REPUBLIKA.CO.ID, JAKARTA -- Alkisah, Asy-Syibli, seorang ulama sufi besar, sepulang dari ibadah haji menemui gurunya, Ali Zainal Abidin, putra Husein cucu Nabi. Asy-Syibli pun ditanya, "Apakah kamu benar-benar sudah menunaikan ibadah haji?"
"Sudah," jawab Asy-Syibli.
Ia kembali ditanya, "Apakah ketika berhenti di miqat kamu menguatkan niat dan menanggalkan semua pakaian maksiat kemudian menggantinya dengan pakaian ketaatan?"
"Tidak," jawab Asy-Syibli.
Asy-Syibli kembali ditanya, "Saat kamu menanggalkan pakaian yang terlarang itu apakah kamu sudah menghilangkan perasaan riya, munafik, dan semua syubhat (yang diragukan hukumnya)?"
Asy-Syibli menjawab, "Tidak."
Ia kembali ditanya, "Ketika berada dalam ibadah haji yang terikat dengan ketentuan-ketentuan haji (manasik haji), kamu telah melepaskan diri dari segala ikatan duniawi dan hanya mengikatkan diri pada Allah?"
"Tidak," jawab Asy-Syibli.
"Kalau begitu, kamu belum membersihkan diri, belum berihram, dan belum mengikat diri kamu dalam beribadah haji," kata gurunya.
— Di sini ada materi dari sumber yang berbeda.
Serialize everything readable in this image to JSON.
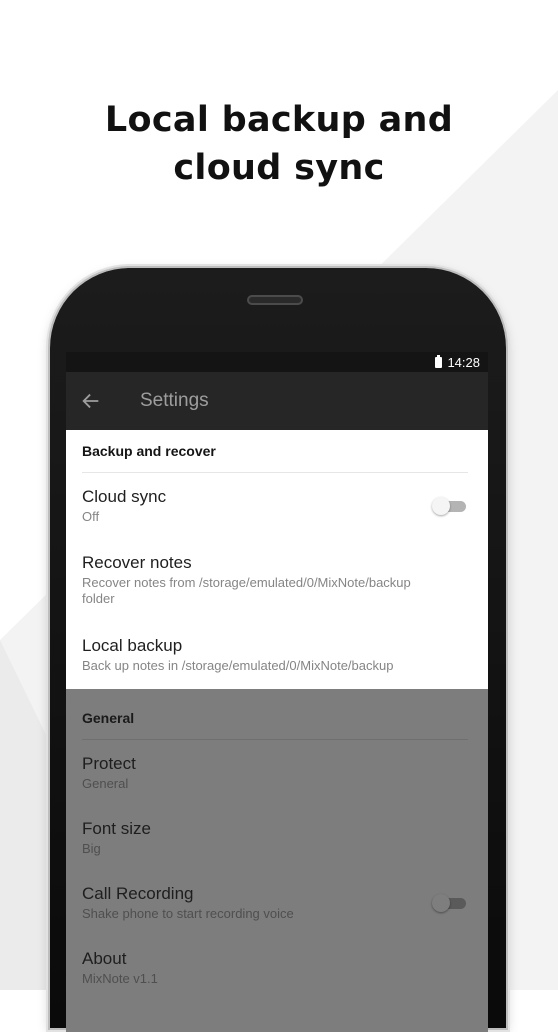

Ali Zainal Abidin kembali bertanya, "Ketika tawaf, apakah kamu berniat untuk lari menuju ridha Allah?" Asy-Syibli menjawab, "Tidak." "Jika demikian, kamu belum tawaf," ujar gurunya.
Sang gurunya bertanya lagi, "Apakah saat kamu melakukan sai antara Safa dan Marwah, kamu mencurahkan semua harapan untuk memperoleh rahmat Allah dan bergetar tubuhmu karena takut akan siksaan-Nya?"
Asy-Syibli menjawab, "Tidak."
"Kalau begitu, kamu belum melakukan sai di antara keduanya."
Asy-Syibli kembali ditanya, "Ketika kamu wukuf di padang Arafah, apakah kamu benar-benar menghayati makrifat akan keagungan Allah? Apakah kamu menyadari hakikat ilmu yang dapat mengantarkanmu kepada-Nya? Apakah kamu menyadari dengan sesungguhnya bahwa Allah Maha Mengetahui segala perbuatan, perasaan, dan suara nurani?"
"Tidak," jawab Asy-Syibli.
"Kalau begitu, kamu belum wukuf di Arafah," kata gurunya lagi.